Ok, I understand. Then I will set things to polish with raw Pacbio reads (~70x). The corrected reads have ~40x coverage.

On a previous test with Pacbio corrected reads I run 5 iterations. But actually the 2nd one seems to be the best (better BUSCO and less missasemblies when comparing to a close reference). I think you recommend 3 for long-read polishing, right?

Thank you very much, Fernando

On Thu, 15 Oct 2020 at 15:15, Hu Jiang notifications@github.com wrote:

Hi, in generally, I do not recommend polishing using error-corrected reads, just use raw reads. The error-corrected reads may contain some bias errors (induced by error correction step). BTW, ~30-40x reads are not enough if you want to get a high accuracy assembly. I also dot not recommend polishing using single end reads, because of random mapping in high repeat regions for single end reads.

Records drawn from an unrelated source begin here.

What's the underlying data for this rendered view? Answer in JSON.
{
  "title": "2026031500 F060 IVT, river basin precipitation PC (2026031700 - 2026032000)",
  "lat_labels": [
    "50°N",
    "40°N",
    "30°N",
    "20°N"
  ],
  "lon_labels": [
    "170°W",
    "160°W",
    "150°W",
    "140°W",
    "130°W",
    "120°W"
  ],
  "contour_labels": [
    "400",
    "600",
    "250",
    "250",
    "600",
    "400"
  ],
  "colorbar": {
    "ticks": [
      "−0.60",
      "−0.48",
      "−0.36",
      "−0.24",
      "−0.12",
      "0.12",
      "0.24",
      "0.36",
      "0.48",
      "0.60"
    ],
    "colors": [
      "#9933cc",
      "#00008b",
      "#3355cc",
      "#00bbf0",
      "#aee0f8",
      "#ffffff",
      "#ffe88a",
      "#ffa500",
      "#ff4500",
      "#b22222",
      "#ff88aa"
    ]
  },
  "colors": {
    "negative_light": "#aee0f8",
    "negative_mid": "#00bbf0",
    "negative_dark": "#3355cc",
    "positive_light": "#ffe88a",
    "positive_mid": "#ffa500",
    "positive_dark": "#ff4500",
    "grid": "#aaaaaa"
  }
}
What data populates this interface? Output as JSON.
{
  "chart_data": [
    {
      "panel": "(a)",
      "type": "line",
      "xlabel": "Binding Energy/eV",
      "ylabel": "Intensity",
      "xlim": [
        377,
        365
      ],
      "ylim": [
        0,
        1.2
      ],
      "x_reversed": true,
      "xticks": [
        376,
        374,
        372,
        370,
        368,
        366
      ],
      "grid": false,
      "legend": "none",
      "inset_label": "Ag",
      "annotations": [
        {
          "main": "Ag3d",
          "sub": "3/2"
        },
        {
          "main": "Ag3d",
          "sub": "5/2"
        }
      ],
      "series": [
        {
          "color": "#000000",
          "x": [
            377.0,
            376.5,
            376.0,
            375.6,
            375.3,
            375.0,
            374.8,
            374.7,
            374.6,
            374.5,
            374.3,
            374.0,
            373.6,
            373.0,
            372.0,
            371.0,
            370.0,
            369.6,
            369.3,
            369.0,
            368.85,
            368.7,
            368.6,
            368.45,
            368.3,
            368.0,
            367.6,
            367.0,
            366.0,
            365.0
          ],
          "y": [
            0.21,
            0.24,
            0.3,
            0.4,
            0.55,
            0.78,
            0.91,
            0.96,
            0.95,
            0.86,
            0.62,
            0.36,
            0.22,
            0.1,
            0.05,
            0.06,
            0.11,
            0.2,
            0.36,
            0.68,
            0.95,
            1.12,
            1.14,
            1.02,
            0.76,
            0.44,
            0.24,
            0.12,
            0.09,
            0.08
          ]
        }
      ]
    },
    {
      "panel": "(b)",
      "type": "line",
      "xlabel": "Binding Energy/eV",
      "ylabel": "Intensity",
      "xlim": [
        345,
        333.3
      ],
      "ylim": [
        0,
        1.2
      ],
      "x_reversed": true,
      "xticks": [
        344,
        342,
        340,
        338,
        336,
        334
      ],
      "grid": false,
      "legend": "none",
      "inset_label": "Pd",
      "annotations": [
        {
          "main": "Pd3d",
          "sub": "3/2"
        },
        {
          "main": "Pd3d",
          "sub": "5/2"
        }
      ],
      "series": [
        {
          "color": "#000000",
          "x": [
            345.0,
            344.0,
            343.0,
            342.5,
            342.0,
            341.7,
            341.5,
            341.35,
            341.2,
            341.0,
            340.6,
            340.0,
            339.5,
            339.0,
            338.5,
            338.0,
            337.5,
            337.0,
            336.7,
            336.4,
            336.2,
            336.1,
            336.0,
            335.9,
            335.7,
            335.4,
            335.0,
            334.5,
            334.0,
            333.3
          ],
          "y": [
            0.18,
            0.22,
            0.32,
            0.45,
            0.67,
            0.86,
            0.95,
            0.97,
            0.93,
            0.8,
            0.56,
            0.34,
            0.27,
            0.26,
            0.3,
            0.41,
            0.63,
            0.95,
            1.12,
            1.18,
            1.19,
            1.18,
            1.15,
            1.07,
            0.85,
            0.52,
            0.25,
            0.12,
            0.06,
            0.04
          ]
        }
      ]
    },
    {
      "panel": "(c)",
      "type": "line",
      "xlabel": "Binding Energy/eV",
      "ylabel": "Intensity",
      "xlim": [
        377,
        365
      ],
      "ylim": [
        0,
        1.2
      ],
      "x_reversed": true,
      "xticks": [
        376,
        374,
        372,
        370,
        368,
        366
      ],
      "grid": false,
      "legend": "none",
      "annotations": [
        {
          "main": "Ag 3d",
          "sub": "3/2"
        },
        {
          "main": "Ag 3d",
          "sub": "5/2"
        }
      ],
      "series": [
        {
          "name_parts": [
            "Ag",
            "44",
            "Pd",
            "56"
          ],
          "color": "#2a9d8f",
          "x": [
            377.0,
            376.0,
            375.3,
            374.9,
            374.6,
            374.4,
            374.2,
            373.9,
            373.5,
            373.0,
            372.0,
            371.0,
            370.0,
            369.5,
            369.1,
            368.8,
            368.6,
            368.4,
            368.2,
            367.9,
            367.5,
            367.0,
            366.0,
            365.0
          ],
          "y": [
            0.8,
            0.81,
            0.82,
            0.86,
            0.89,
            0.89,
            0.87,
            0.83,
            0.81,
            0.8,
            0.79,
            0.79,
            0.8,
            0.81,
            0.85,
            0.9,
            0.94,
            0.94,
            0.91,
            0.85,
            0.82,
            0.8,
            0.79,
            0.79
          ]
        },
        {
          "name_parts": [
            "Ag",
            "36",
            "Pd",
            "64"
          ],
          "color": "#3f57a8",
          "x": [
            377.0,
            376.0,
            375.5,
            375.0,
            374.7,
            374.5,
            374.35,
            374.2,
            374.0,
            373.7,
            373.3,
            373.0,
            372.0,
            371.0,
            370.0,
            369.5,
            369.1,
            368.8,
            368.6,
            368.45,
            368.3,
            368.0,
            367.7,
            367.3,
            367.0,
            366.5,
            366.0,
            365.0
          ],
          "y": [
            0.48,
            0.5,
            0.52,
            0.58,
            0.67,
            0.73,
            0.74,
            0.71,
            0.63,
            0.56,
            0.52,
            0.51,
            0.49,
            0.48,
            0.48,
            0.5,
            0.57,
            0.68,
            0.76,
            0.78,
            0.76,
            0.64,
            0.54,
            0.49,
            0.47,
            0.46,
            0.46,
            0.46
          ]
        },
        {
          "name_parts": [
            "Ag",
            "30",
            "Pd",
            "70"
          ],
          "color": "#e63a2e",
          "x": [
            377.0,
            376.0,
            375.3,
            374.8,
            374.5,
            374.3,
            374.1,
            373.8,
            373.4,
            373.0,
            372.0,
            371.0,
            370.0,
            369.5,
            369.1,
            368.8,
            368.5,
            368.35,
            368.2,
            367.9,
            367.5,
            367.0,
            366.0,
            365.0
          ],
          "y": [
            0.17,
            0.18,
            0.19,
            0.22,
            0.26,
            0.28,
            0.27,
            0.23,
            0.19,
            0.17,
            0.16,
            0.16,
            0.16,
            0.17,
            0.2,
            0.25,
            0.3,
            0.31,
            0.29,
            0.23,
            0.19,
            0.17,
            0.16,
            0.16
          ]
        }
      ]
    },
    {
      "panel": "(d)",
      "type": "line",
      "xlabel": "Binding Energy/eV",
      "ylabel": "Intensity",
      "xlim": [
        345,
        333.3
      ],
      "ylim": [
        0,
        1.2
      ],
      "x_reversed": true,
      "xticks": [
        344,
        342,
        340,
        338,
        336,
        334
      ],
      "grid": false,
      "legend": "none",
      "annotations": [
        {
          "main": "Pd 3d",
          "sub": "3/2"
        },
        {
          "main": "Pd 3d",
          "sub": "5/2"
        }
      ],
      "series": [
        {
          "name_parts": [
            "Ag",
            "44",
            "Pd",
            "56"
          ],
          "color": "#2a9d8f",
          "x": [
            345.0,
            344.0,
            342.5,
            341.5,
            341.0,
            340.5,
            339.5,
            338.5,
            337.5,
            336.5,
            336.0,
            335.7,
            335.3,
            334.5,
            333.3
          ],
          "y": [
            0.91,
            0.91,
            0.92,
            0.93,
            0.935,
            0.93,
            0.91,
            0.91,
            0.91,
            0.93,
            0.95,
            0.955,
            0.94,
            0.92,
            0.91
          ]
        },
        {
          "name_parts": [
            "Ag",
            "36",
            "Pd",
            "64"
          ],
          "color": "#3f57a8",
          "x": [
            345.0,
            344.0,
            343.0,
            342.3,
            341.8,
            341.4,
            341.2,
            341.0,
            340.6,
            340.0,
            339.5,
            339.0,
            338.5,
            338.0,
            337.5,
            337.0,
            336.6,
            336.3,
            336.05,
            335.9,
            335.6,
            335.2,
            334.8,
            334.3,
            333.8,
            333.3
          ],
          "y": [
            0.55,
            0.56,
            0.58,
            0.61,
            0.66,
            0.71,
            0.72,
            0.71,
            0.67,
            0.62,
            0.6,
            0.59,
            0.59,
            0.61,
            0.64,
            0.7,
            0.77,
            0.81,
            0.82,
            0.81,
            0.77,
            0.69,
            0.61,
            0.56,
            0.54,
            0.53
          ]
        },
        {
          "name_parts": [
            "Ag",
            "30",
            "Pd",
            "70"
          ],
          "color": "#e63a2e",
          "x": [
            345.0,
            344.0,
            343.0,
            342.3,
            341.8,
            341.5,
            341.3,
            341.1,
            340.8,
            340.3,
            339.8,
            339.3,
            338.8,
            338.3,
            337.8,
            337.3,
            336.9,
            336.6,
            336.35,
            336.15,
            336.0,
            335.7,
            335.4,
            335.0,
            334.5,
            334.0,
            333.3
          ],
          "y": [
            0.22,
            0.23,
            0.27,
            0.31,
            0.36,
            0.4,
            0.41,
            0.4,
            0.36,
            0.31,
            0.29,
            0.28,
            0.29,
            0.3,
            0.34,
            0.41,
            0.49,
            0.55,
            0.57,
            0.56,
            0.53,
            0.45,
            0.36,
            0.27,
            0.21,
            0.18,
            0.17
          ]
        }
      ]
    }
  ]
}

— You are receiving this because you authored the thread. Reply to this email directly, view it on GitHub https://github.com/Nextomics/NextPolish/issues/54#issuecomment-709316603, or unsubscribe https://github.com/notifications/unsubscribe-auth/AB34KVOLYLLZMJ6KSEGMJGDSK3YWBANCNFSM4SR3RWUQ .

moold commented 4 years ago

Hi, 2-3 iterations is ok, but the finally accuracy of an assembly is depending on short reads polishing.

Rob-murphys commented 4 years ago

@moold Hi, Do you mean do not do any form of cleaning on the raw reads, such as with bbtools before using in next polish here?

moold commented 4 years ago

Not exactly, I mean, if you want to get a high-accuracy genome, whether you polished it using long reads or not, you should polish the genome using short reads in the last step. It is difficult to produce a high-accuracy genome using long noise reads only. Of course, it's better to do some cleaning on the short raw reads to remove some low QV reads.